Why use Azure OpenAI when you have OpenAI?
In addition to the ChatGPT application, OpenAI has also released APIs that allow you to integrate it in your products. Confusingly, Microsoft has also released something called Azure OpenAI Service, which appears to be doing the same.
So, what’s the difference?
Data Privacy
One of the biggest concerns people have with these LLM services is that they might use the company data provided by you to further train the model. This is problematic when you’re working with sensitive data from industries like healthcare, finance, etc. Both Azure OpenAI Service and OpenAI don’t use your data for training.
Another concern people have is whether their prompts or conversation history is being stored by these services. Both Azure and OpenAI log your API requests and retain them for 30 days to identify abuse. However, you can opt-out of this from both services.
So, when it comes to data privacy, both Azure OpenAI Service and OpenAI are identical.
Data Residency
When you’re working with cloud services, choosing the right region is very important. By selecting a region that’s closest to your customers, you can reduce the network latency and thereby provide better performance to your customers.
Being able to choose a region is also important for compliance reasons. If you work in regulated industries like healthcare, finance, etc, you might be required by local regulations to store your data in only a few geographical locations like Europe, US, etc.
Azure OpenAI Service is available in multiple regions like East US, South Central US, UK South, West Europe, France Central. OpenAI currently doesn’t support multiple regions.
Infrastructure Security
Defense in depth is an important concept in security. Azure provides network security tools such as VNets and Private Link which can be used to add more security layers like network isolation, routing traffic through private backbone instead of public internet, using firewalls to limit inbound traffic only to certain IP addresses etc which can be used with Azure OpenAI Service.

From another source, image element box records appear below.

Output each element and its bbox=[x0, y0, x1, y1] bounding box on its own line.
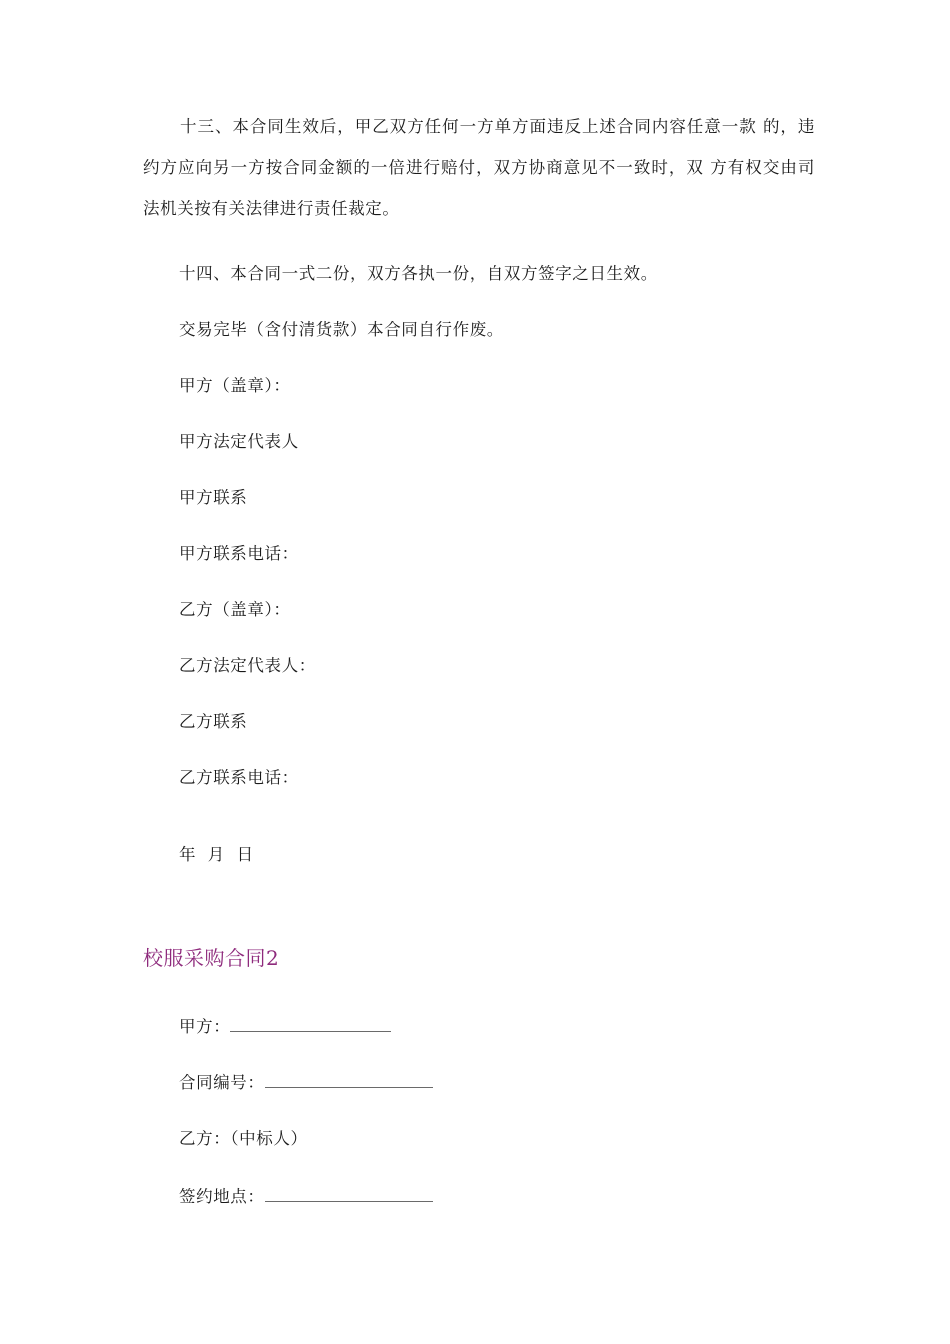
party-a-representative-label: 甲方法定代表人 bbox=[179, 432, 299, 451]
party-a-label: 甲方： bbox=[179, 1017, 231, 1036]
contract-2-party-a-row bbox=[179, 1014, 391, 1039]
sign-place-blank-line bbox=[265, 1184, 433, 1202]
contract-2-number-row bbox=[179, 1070, 433, 1095]
date-line: 年 月 日 bbox=[179, 845, 254, 864]
clause-13: 十三、本合同生效后，甲乙双方任何一方单方面违反上述合同内容任意一款 的，违约方应向另一方按合同金额的一倍进行赔付，双方协商意见不一致时，双 方有权交由司法机关按有关法律进行责任裁定。 bbox=[143, 117, 815, 218]
party-a-contact-label: 甲方联系 bbox=[179, 488, 248, 507]
party-a-phone-label: 甲方联系电话： bbox=[179, 544, 299, 563]
contract-number-blank-line bbox=[265, 1070, 433, 1088]
contract-2-sign-place-row bbox=[179, 1184, 433, 1209]
party-a-seal-label: 甲方（盖章）： bbox=[179, 376, 291, 395]
void-note: 交易完毕（含付清货款）本合同自行作废。 bbox=[179, 320, 504, 339]
party-b-seal-label: 乙方（盖章）： bbox=[179, 600, 291, 619]
sign-place-label: 签约地点： bbox=[179, 1187, 265, 1206]
clause-14: 十四、本合同一式二份，双方各执一份，自双方签字之日生效。 bbox=[179, 264, 658, 283]
party-b-phone-label: 乙方联系电话： bbox=[179, 768, 299, 787]
contract-2-title: 校服采购合同2 bbox=[143, 946, 280, 970]
party-b-contact-label: 乙方联系 bbox=[179, 712, 248, 731]
party-b-representative-label: 乙方法定代表人： bbox=[179, 656, 316, 675]
contract-2-party-b-row: 乙方：（中标人） bbox=[179, 1129, 308, 1148]
contract-number-label: 合同编号： bbox=[179, 1073, 265, 1092]
party-a-blank-line bbox=[230, 1014, 391, 1032]
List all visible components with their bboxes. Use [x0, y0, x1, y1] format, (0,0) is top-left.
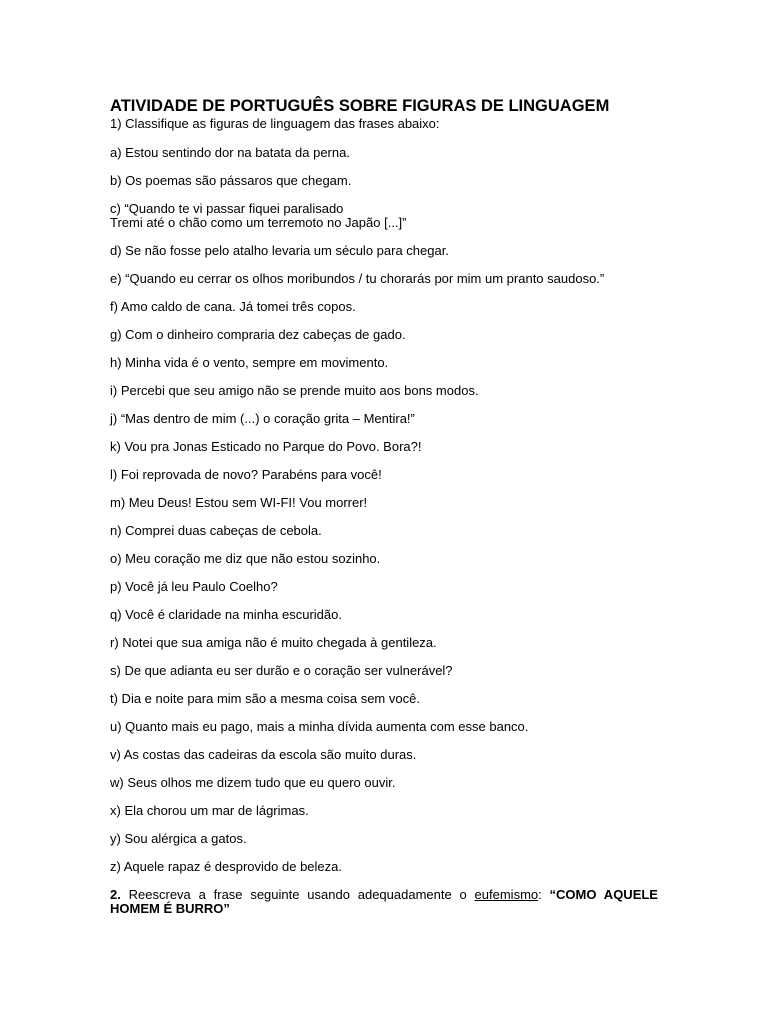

In addition to the network security, access control is also an important part of infrastructure security - making sure that only the correct people can access the cloud resources. Azure provides tools such as Azure AD and Azure RBAC for handling this.
In comparison, OpenAI doesn’t have such sophisticated security tools.
Integration with Microsoft ecosystem
This is one of the obvious benefits of using Azure OpenAI - close integration with other Microsoft/Azure products such as SharePoint, Power Automate, Azure SQL, Azure Blob Storage etc.
As most enterprises use Microsoft products such as SharePoint, O365 etc, building internal applications that leverage LLMs would be easier to accomplish using Azure OpenAI Service. OpenAI doesn’t have this level of integration.
Model parity
OpenAI recently released new versions of GPT-4 and GPT-3.5 Turbo. The GPT-4 model (0613) introduced the function calling feature. GPT-3.5 Turbo also received an update (0613) which included function calling, a new 16k context variant, and cost reduction.
These changes have not propagated to Azure OpenAI yet.
Pricing
We pay based on the type of the model, its max token limit and how many tokens we consume. Surprisingly, both OpenAI and Azure have the same pricing model!
Service | Model | Context | Input | Output |
---|---|---|---|---|
OpenAI | GPT-4 | 8K | $0.03 | $0.06 |
Azure OpenAI | GPT-4 | 8K | $0.03 | $0.06 |
OpenAI | GPT-4 | 32K | $0.06 | $0.12 |
Azure OpenAI | GPT-4 | 32K | $0.06 | $0.12 |
OpenAI | GPT-3.5 Turbo | 4K | $0.0015 | $0.002 |
Azure OpenAI | GPT-3.5 Turbo | 4K | $0.002 | $0.002 |
OpenAI | GPT-3.5 Turbo | 16K | $0.003 | $0.004 |
Azure OpenAI | GPT-3.5 Turbo | 16K | N/A | N/A |
The price is per 1000 tokens.
Rate Limits
The API requests are rate limited in two ways - either by requests per minute (RPM) which might be familiar to you working with other APIs, and also tokens per minute (TPM). You hit these limits either by sending too many requests (RPM limit) or by sending bigger requests (TPM limit).
Both offer different rate limits but of the same order of magnitude. In Azure, the limits are scoped to a region, so you can spin up new regions to get around this issue. OpenAI doesn’t have multiple region support yet.
Service | Model | Context | TPM (In thousands) | RPM |
---|---|---|---|---|
OpenAI | GPT-4 | 8K | 40 | 200 |
Azure OpenAI | GPT-4 | 8K | 20 | 120 |
OpenAI | GPT-4 | 32K | 150 | 20 |
Azure OpenAI | GPT-4 | 32K | 60 | 360 |
OpenAI | GPT-3.5 Turbo | 4K | 90 | 3500 |
Azure OpenAI | GPT-3.5 Turbo | 4K | 240 | 1440 |
OpenAI | GPT-3.5 Turbo | 16K | 180 | 3500 |
Azure OpenAI | GPT-3.5 Turbo | 16K | N/A | N/A |
Conclusion
In summary, choose Azure OpenAI if you have compliance and security requirements, and if your organization is already using Microsoft’s products or Azure infrastructure.